INTERLAYER EXCHANGE COUPLING, SPIN PUMPING AND SPIN TRANSPORT IN METALLIC MAGNETIC SINGLE AND BILAYER STRUCTURES

Interlayer exchange coupling in thin films is one of the cornerstones of modern spintronics-based technology. This phenomena has been an active area of research for several decades. Such a large area of research is impossible to cover in a single review, therefore the focus of this paper is a few coupling mechanisms relevant in ultra-thin film structures. The first part of the paper covers static interlayer exchange coupling, providing a brief overview of various coupling mechanism including a new mechanism of non-collinear coupling which is attractive to spintronics applications.
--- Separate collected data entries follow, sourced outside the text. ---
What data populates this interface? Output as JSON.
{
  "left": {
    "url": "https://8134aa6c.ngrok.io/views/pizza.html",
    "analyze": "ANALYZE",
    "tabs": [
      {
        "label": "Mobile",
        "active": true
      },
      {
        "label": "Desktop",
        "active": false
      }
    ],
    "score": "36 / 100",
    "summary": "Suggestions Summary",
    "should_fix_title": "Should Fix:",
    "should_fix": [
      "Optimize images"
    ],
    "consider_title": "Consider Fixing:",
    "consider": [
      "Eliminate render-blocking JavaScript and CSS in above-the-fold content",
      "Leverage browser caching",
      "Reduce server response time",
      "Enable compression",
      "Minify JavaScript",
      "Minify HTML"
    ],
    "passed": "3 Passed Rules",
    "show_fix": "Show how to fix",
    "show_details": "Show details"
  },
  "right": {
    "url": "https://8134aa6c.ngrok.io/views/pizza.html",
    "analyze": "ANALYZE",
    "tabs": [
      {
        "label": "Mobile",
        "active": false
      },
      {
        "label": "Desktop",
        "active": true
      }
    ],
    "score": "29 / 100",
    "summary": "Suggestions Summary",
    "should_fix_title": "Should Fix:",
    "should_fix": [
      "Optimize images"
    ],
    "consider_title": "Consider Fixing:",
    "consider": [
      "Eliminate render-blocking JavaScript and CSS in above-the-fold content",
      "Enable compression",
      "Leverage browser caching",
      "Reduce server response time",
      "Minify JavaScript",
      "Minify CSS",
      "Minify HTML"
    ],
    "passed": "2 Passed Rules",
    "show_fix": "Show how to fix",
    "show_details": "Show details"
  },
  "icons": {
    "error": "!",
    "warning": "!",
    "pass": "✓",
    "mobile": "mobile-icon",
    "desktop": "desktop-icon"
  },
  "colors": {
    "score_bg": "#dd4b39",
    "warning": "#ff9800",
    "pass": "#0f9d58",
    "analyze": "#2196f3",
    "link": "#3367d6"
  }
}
The next part discusses proximity polarization coupling which can appear as a dominating coupling mechanisms in Stoner enhanced materials. The final part of the paper reviews spin pumping as a form of dynamic coupling. A description of spin pumping is presented as an extension of static, RKKY coupling into dynamic coupling by allowing for a time-delayed response. This approach makes a natural connection between static and dynamic coupling. We also present a detailed derivation of the conventional derivation of spin pumping in a reparameterized form. This model is only applicable for highly conductive materials but fails for materials with large spin-orbit coupling. In view of this we review several spin pumping studies in Au, Ag, Pd, and Pt which explore the adequacy of this model and its limits.